Juristische Schritte eingeleitet

25.000 Euro abgezweigt? Fraktion im Kasseler Parlament rechnete falsch ab

Kassel. Das städtische Revisionsamt hat bei einer Fraktion der Kasseler Stadtverordnetenversammlung erhebliche finanzielle Unregelmäßigkeiten festgestellt. Es soll sich um rund 25.000 Euro handeln.

Nach Informationen unserer Zeitung soll im Jahr 2016 Fraktionsgeld in Höhe von rund 25.000 Euro nicht ordnungsgemäß verwendet und auf ein Privatkonto abgezweigt worden sein.

„Da bei einer Fraktion der Mittelverwendungsnachweis für 2016 auch nach wiederholter Aufforderung nicht plausibel geführt werden konnte und die fehlende Plausibilität von einigem Gewicht ist, hat die Stadt Kassel nunmehr die notwendigen juristischen Schritte eingeleitet, um den Sachverhalt weiter aufzuklären“, erklärt Stadtsprecher Claas Michaelis. Um welche Fraktion es geht, dazu macht die Stadt keine Angaben. „Weitere Informationen könnten nicht erteilt werden“, sagt Michaelis.

Für die Verwendung der Fraktionsmittel sind nach der Hessischen Gemeindeordnung (HGO) die Fraktionsvorsitzenden zuständig. Auf HNA-Anfrage wollte am Dienstag Dr. Götz Wied, der Sprecher der Staatsanwaltschaft Kassel, aber nicht bestätigen, dass eine Strafanzeige der Stadt Kassel gegen einen Fraktionsvorsitzenden wegen des Verdachts der Veruntreuung von Fraktionsgeld vorliegt.

Das Thema war am Montagabend in der Stadtverordnetenversammlung bei dem eher unspektakulären Tagesordnungspunkt „Beschluss über den Jahresabschluss 2016 und über die Entlastung des Magistrats“ aufgekommen. Der Beschluss war zuvor vom Revisionsausschuss einstimmig empfohlen worden.

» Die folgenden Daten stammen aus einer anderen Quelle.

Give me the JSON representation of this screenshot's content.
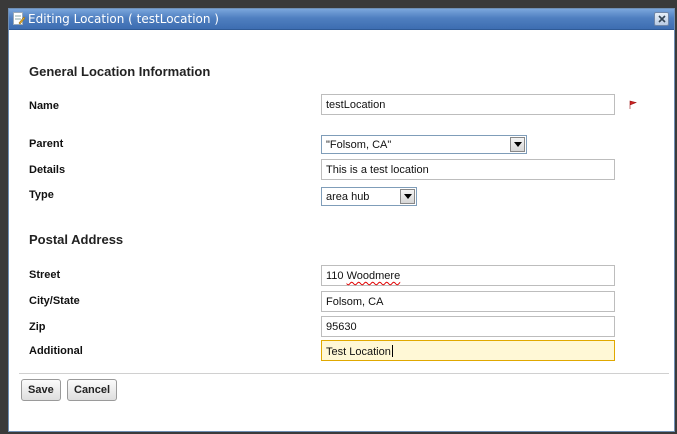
{
  "dialog": {
    "title": "Editing Location ( testLocation )"
  },
  "general": {
    "heading": "General Location Information",
    "name_label": "Name",
    "name_value": "testLocation",
    "parent_label": "Parent",
    "parent_value": "\"Folsom, CA\"",
    "details_label": "Details",
    "details_value": "This is a test location",
    "type_label": "Type",
    "type_value": "area hub"
  },
  "postal": {
    "heading": "Postal Address",
    "street_label": "Street",
    "street_number": "110 ",
    "street_name": "Woodmere",
    "city_label": "City/State",
    "city_value": "Folsom, CA",
    "zip_label": "Zip",
    "zip_value": "95630",
    "additional_label": "Additional",
    "additional_value": "Test Location"
  },
  "buttons": {
    "save": "Save",
    "cancel": "Cancel"
  },
  "colors": {
    "title_bar": "#4f7fc0",
    "active_field_bg": "#fff8d6",
    "active_field_border": "#e0a800",
    "required_marker": "#cc2222"
  },
  "icons": {
    "title": "document-edit-icon",
    "close": "close-icon",
    "required": "required-flag-icon",
    "dropdown": "chevron-down-icon"
  }
}
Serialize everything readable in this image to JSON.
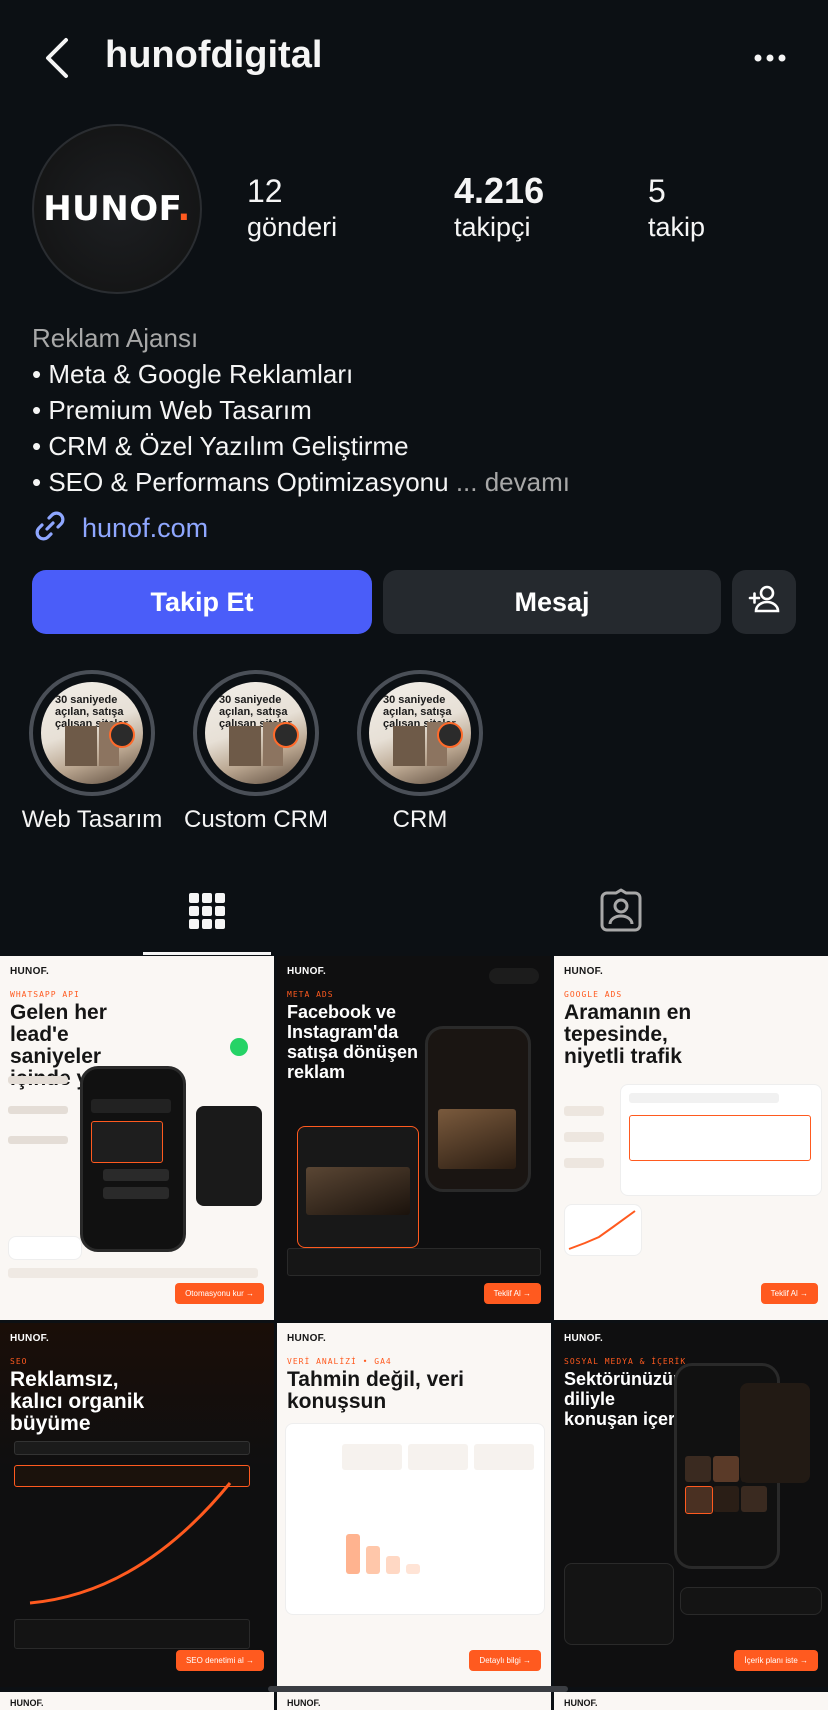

Oberbürgermeister Geselle sagt Aufklärung zu

Deshalb überraschte der CDU-Fraktionsvorsitzende Dr. Michael von Rüden mit seinem Antrag auf Sitzungsunterbrechung, den er mit einem „Vorgang außergewöhnlicher Bedeutung“ begründete. Die öffentliche Sitzung wurde daraufhin unterbrochen. Nach etwa 20-minütiger nicht-öffentlicher Sitzung erklärte von Rüden dann wieder in öffentlicher Sitzung, Oberbürgermeister Christian Geselle (SPD) habe zugesagt, diesen speziellen Punkt separat aufzuklären. Deshalb könne die CDU der Entlastung des Magistrats für 2016 zustimmen. Mit Ausnahme der AfD schlossen sich alle anderen Fraktionen dieser Vorgehensweise an, trugen den Jahresabschluss 2016 und die Entlastung des Magistrats mit.

Größere Fraktionen wie SPD, CDU und Grüne der Stadtverordnetenversammlung haben Geschäftsführer, kleinere nicht. Eine Verwendung der Fraktionsmittel etwa für Parteiaufgaben, als Verfügungsmittel des Fraktionsvorsitzenden und Spenden ist nicht zulässig. Die Verwendung der Mittel wird jährlich rückwirkend vom Revisionsamt der Stadt geprüft.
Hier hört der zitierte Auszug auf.